Le Parlement égyptien officiellement dissous

Belga Publié le - Mis à jour le

International Le Parlement égyptien a été dissous en application de la décision de justice le déclarant illégal, une mesure contestée par les Frères musulmans, première force politique à l'Assemblée, qui ont réclamé qu'elle soit soumise à référendum.

Le chef du Conseil suprême des forces armées (CSFA), le maréchal Hussein Tantaoui, au pouvoir en Egypte, a formellement signifié par écrit samedi la décision de justice au Parlement dans une lettre et annoncé qu'il "le considère dissous depuis vendredi", selon l'agence officielle Mena.

"L'application de l'arrêt ordonnant la dissolution de l'Assemblée du peuple a commencé et les ex-députés ne peuvent désormais y accéder que sur autorisation et notification préalable", a ajouté l'agence.

Le député Essam Al-Aryane, numéro deux du Parti de la liberté et de la justice (PLJ) issu des Frères, a confirmé que le Parlement avait reçu "un fax annonçant que Tantaoui a dissout le Parlement".

Dans un arrêt rendu jeudi, la Haute cour constitutionnelle avait invalidé les élections législatives qui s'étaient achevées en janvier en raison d'un vice juridique dans la loi électorale ayant régi le scrutin. Ces élections s'étaient soldées par un raz-de-marée islamiste, avec près de la moitié des sièges revenant aux Frères musulmans, et près d'un quart aux fondamentalistes salafistes.

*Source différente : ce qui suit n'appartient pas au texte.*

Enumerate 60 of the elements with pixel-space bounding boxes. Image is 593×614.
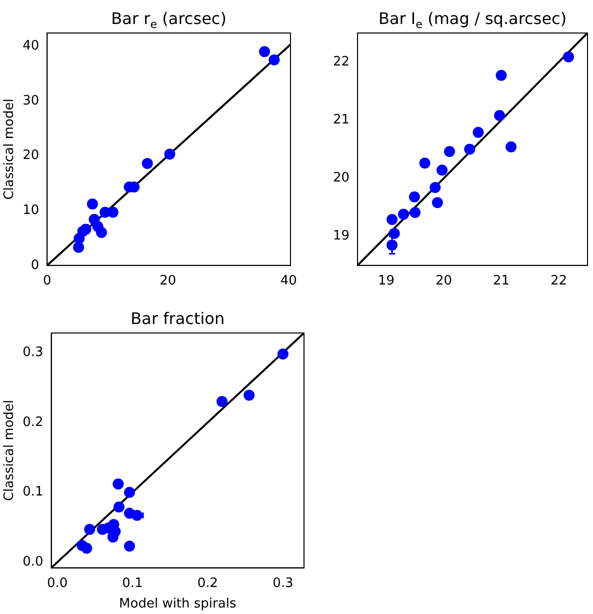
point bbox=[107, 532, 118, 543]
point bbox=[430, 182, 441, 194]
y-tick-label: 22 bbox=[332, 54, 350, 70]
point bbox=[244, 390, 255, 401]
y-tick-label: 0.1 bbox=[22, 484, 44, 500]
y-axis-title: Classical model bbox=[2, 98, 18, 200]
point bbox=[419, 158, 430, 169]
point bbox=[73, 242, 84, 253]
x-tick-label: 0.2 bbox=[197, 576, 218, 591]
x-tick-label: 20 bbox=[436, 274, 452, 289]
point bbox=[84, 524, 96, 535]
point bbox=[432, 197, 443, 208]
point bbox=[506, 141, 517, 152]
x-tick-label: 0.1 bbox=[122, 576, 143, 591]
y-tick-label: 0 bbox=[30, 258, 40, 273]
chart-title: Bar fraction bbox=[130, 309, 225, 328]
point bbox=[494, 110, 506, 121]
point bbox=[563, 51, 574, 62]
point bbox=[464, 144, 476, 155]
x-tick-label: 22 bbox=[550, 274, 568, 289]
y-tick-label: 0.2 bbox=[22, 414, 44, 430]
point bbox=[124, 540, 135, 552]
y-axis-title: Classical model bbox=[2, 400, 18, 501]
y-tick-label: 0.0 bbox=[22, 554, 44, 570]
y-tick-label: 40 bbox=[22, 38, 40, 54]
point bbox=[496, 70, 507, 81]
point bbox=[277, 348, 288, 360]
point bbox=[124, 486, 135, 498]
point bbox=[410, 207, 421, 218]
x-tick-label: 40 bbox=[280, 274, 297, 289]
x-tick-label: 0.0 bbox=[46, 576, 68, 591]
x-tick-label: 0.3 bbox=[272, 576, 294, 591]
y-tick-label: 21 bbox=[332, 112, 350, 128]
point bbox=[259, 46, 270, 58]
point bbox=[268, 54, 280, 66]
point bbox=[436, 164, 448, 176]
y-tick-label: 0.3 bbox=[22, 344, 44, 360]
point bbox=[472, 126, 484, 138]
y-tick-label: 19 bbox=[332, 228, 350, 244]
point bbox=[398, 208, 410, 220]
point bbox=[74, 233, 85, 244]
point bbox=[408, 191, 420, 202]
y-tick-label: 10 bbox=[22, 202, 40, 218]
point bbox=[216, 396, 228, 407]
y-tick-label: 20 bbox=[332, 170, 350, 186]
y-tick-label: 20 bbox=[22, 148, 40, 164]
x-tick-label: 21 bbox=[492, 274, 510, 289]
point bbox=[96, 227, 107, 238]
point bbox=[113, 502, 124, 513]
point bbox=[86, 198, 98, 210]
point bbox=[81, 542, 92, 554]
point bbox=[142, 158, 153, 169]
point bbox=[164, 148, 176, 160]
x-axis-title: Model with spirals bbox=[119, 596, 236, 612]
point bbox=[386, 214, 398, 225]
point bbox=[112, 478, 124, 490]
x-tick-label: 19 bbox=[378, 274, 395, 289]
point bbox=[444, 146, 456, 158]
y-tick-label: 30 bbox=[22, 93, 40, 108]
x-tick-label: 20 bbox=[160, 274, 176, 289]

Les détracteurs du CSFA l'accusent d'avoir orchestré cette décision de justice pour s'adjuger le pouvoir législatif, et un haut dirigeant des Frères musulmans, Mohammed Beltagui, avait dénoncé un véritable "coup d'Etat". Le PLJ a vivement contesté la dissolution du Parlement et réclamé un référendum sur cette question.

"Les menaces constantes de dissoudre le Parlement élu par 30 millions d'Egyptiens et d'Egyptiennes confirment la volonté du Conseil militaire de s'emparer de tous les pouvoirs", a affirmé le PLJ dans un communiqué.

"La dissolution de l'Assemblée du peuple élue nécessite de revenir au peuple par le biais d'un référendum libre et transparent parce que la volonté du peuple ne peut être annulée que par la volonté du peuple", a-t-il ajouté.

La décision de la cour d'invalider les résultats des élections avait provoqué une crise politique deux jours avant le second tour de la présidentielle qui a commencé samedi.

Le Frère musulman Mohammed Morsi y affronte le dernier Premier ministre de Hosni Moubarak, Ahmad Chafiq, considéré comme le candidat de l'armée, qui le nie.